Trial over deadly Halloween stampede opens in Spain
The trial over a deadly Halloween stampede in Madrid opened Tuesday, three years after five young women were crushed at a rave party in an overcrowded stadium, prompting one of the Spanish capital's deputy mayors to resign.
Three women aged between 18 and 20 were killed in the "human avalanche" in the early hours of November 1, 2012 at the Madrid-Arena venue, and two others aged 17 and 20 died later in hospital from their injuries. A further 16 people were injured.
The tragedy threw into turmoil the then city administration of Spain's governing conservative Popular Party as it was busy struggling to overhaul its finances in an economic crisis, and prompted deputy mayor Miguel Angel Villanueva to resign to restore "calm."
In the dock is Miguel Angel Flores, the owner of a private company that organised the event, as well as 14 other defendants in a trial that will last until May.
Flores has been charged with criminally negligent manslaughter and causing injury, accused of having "sacrificed security" for a "disproportionate" love of profit.
According to the indictment, some 23,000 tickets were sold for the event which took place in a venue that only had the capacity for 10,620 people.
The dance floor was so overcrowded that people could not move, "which caused a lot of distress... aggravated by the more or less advanced state of drunkeness of many present," it said.
"Some of the young people could not even breathe."
Many young people were in tears as they battled against a human tide for the exit doors in a panic apparently sparked by people throwing a flare and firecrackers, according to police and witnesses at the time.

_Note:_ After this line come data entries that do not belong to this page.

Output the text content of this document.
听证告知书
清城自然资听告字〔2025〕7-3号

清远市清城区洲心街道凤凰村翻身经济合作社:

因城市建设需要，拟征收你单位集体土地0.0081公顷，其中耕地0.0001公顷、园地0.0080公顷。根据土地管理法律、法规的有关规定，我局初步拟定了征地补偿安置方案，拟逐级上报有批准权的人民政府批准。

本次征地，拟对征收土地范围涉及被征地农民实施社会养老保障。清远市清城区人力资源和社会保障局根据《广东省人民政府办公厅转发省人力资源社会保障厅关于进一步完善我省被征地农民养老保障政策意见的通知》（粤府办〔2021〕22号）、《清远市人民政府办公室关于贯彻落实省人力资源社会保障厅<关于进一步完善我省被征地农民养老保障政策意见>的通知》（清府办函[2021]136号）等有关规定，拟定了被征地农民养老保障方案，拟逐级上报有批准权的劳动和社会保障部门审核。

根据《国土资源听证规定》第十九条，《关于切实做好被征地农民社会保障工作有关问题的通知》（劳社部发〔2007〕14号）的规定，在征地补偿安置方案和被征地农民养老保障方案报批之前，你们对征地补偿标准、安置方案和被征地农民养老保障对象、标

Some of the exit routes were obstructed, and outside, police demonstrated "totally inappropriate passivity" given the large rave party that was taking place, the indictment read.
Disturbing amateur videos and photographs of the crush, which struck as the party's star DJ started his turn, showed partygoers piling on top of each other as they squeezed into a narrow corridor at the venue.
Spanish television broadcast recordings of calls by the distraught friends of injured victims to the rescue services, in which an operator told them ambulances were unable to reach the arena due to crowds around it.
Those running the city hall-owned company that managed the Madrid Arena venue, meanwhile, were accused of allowing the party to keep going until six in the morning even though two of the young women had already died.
The accused also include two men responsible for medical services at the party -- a 77-year-old doctor whom witnesses said was overwhelmed when tragedy struck, and his 48-year-old son.